胸腫(anticor)
胸腫とは、肩端および前胸部に発した腫瘤を総称していい、馬に多く発生する。
一般に前胸部の腫瘤は前胸腫anterior anticorと呼ばれ、また肩端部のものは肩腫shoulder lumpといわれます。
原因
胸腫といわれる疾患には、次のようなものが含まれます。
(ⅰ)表在性:馬では、血腫・膿瘍・ブドウ状菌腫・線維腫・黒色肉腫などがある。犬では、肉腫・脂肪腫による場合が多い。

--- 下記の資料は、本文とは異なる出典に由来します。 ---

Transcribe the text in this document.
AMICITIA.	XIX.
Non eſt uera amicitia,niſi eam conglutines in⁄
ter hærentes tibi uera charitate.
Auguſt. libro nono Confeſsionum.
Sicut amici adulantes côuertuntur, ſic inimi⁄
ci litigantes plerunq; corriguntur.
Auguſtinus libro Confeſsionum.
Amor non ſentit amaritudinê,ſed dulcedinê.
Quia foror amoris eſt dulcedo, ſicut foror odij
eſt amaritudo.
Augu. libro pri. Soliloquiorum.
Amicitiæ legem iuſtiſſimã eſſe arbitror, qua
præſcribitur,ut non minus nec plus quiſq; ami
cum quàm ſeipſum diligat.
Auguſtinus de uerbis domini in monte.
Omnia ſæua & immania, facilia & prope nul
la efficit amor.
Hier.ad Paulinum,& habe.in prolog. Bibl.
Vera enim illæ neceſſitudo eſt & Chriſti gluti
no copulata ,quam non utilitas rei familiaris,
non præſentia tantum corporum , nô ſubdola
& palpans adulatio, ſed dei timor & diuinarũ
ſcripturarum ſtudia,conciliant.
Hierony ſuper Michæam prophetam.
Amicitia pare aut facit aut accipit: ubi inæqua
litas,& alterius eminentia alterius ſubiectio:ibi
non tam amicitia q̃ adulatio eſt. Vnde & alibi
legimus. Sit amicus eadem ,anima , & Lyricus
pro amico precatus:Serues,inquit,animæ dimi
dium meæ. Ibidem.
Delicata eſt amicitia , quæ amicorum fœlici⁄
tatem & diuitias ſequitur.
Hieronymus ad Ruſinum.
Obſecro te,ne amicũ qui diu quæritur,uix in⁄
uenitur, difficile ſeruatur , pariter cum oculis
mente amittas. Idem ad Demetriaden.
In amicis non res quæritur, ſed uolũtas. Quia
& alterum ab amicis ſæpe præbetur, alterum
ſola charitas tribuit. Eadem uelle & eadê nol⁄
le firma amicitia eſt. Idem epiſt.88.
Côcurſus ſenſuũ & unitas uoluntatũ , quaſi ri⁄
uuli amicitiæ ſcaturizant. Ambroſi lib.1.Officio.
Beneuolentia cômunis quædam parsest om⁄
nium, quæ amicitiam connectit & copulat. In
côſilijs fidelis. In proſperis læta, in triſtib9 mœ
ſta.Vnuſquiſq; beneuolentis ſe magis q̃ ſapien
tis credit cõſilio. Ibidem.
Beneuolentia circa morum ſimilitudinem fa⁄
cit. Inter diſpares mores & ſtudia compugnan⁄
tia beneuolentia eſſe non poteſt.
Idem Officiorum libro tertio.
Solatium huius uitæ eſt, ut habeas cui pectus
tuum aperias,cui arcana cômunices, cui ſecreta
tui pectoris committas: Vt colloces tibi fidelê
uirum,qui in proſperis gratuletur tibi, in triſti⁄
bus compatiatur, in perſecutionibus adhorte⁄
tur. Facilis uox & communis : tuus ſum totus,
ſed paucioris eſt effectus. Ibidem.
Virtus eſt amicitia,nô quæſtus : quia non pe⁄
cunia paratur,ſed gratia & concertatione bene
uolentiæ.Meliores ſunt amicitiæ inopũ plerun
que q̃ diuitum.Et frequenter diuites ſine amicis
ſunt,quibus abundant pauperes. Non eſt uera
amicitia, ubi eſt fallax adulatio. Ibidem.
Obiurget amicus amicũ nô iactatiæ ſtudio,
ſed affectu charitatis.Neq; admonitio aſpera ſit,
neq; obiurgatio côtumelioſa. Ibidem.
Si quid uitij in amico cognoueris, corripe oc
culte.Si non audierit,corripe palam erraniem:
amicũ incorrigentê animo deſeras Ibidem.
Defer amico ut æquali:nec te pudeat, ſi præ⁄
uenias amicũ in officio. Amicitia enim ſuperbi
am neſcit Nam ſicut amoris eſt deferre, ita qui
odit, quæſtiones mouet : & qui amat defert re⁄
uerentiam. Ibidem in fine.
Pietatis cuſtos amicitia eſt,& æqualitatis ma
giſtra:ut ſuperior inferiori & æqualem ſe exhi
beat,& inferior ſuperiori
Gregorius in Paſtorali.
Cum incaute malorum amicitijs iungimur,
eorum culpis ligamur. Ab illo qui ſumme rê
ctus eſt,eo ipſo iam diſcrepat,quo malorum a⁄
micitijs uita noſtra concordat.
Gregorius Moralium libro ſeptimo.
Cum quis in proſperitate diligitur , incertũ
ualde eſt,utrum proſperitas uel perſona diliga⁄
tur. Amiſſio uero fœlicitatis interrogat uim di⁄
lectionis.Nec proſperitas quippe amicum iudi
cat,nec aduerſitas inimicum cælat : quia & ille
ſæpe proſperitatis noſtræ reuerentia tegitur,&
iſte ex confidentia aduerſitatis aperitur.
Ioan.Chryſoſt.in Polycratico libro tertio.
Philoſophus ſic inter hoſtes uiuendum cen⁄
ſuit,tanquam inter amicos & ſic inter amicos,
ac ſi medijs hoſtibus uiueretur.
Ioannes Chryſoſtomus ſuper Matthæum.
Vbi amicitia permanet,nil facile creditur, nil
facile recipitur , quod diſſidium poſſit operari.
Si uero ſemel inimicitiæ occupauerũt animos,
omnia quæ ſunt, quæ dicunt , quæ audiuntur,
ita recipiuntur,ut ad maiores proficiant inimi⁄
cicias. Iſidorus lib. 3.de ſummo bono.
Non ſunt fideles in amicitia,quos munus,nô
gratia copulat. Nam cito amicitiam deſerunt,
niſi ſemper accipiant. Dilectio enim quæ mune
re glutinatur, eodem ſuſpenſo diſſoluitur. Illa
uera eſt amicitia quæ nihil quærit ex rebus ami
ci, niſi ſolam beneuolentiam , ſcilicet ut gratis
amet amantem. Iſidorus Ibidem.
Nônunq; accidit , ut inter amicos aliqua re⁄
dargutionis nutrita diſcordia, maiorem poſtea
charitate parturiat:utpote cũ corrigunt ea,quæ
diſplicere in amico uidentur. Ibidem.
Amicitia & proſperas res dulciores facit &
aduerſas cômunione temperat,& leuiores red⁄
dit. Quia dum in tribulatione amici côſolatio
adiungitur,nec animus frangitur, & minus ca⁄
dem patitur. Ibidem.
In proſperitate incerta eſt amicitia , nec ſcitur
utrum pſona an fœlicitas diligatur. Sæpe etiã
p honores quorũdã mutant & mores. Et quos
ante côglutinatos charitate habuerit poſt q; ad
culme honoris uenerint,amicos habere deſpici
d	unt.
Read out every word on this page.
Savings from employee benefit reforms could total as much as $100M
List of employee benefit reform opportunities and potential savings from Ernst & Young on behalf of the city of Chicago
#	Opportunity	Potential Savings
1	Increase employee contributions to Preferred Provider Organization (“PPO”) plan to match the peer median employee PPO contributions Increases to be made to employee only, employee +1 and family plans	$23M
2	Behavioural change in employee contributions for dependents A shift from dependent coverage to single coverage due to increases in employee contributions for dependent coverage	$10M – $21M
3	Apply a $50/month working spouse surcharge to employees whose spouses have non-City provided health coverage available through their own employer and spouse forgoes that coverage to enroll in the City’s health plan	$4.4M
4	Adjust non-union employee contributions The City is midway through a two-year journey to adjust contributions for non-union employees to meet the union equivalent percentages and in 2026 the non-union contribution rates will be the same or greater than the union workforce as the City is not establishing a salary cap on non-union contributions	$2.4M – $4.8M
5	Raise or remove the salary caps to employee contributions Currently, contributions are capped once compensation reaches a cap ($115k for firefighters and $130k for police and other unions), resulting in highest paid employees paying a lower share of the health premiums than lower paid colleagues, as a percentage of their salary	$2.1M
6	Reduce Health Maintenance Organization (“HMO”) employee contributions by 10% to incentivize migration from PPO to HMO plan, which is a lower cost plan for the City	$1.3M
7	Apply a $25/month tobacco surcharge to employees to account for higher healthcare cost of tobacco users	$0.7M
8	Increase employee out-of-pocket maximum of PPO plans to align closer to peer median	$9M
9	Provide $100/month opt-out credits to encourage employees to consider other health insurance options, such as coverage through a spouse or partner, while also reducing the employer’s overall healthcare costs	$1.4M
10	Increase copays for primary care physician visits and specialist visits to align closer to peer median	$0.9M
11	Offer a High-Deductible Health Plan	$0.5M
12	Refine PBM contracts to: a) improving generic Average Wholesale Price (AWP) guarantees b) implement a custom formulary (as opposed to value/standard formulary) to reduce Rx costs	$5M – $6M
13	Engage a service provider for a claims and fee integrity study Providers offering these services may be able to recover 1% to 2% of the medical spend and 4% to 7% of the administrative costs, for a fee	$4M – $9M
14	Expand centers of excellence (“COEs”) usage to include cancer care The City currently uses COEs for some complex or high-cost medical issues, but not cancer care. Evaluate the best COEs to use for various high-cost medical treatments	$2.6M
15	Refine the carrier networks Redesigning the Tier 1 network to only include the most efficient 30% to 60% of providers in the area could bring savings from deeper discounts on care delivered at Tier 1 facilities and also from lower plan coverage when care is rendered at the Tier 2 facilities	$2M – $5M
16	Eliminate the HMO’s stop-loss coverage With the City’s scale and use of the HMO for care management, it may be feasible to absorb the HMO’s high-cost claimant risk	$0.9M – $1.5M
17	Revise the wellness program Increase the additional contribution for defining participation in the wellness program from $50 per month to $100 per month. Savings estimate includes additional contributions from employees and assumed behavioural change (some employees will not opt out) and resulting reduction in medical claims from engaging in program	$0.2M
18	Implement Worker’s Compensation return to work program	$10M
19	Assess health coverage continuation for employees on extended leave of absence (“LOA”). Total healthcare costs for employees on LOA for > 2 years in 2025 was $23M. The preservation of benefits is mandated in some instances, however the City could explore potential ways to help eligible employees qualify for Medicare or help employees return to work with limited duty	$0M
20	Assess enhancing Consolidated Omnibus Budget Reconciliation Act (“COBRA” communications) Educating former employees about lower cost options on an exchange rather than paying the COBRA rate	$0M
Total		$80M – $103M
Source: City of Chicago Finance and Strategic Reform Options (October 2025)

(ⅱ)深在性:馬に発生する筋間膿瘍・前胸リンパ節膿瘍、胸骨柄粘液嚢炎などがある。
(ⅱ)深在性:馬に発生する筋間膿瘍・前胸リンパ節膿瘍、胸骨柄粘液嚢炎などがある。
症状:一般に血腫および腫瘍は、局所の増温・圧痛をほとんど示さないが、化膿性炎症にもとづくものは、波動・熱痛を伴うものです。
治療法:胸腫のうち、化膿が成熟しているものは、ただちに切開排膿して化学療法をほどこし、また化膿の徴候のあるものは、皮膚刺激薬を塗布してその成熟を待ち、適期に同様の処置を行う。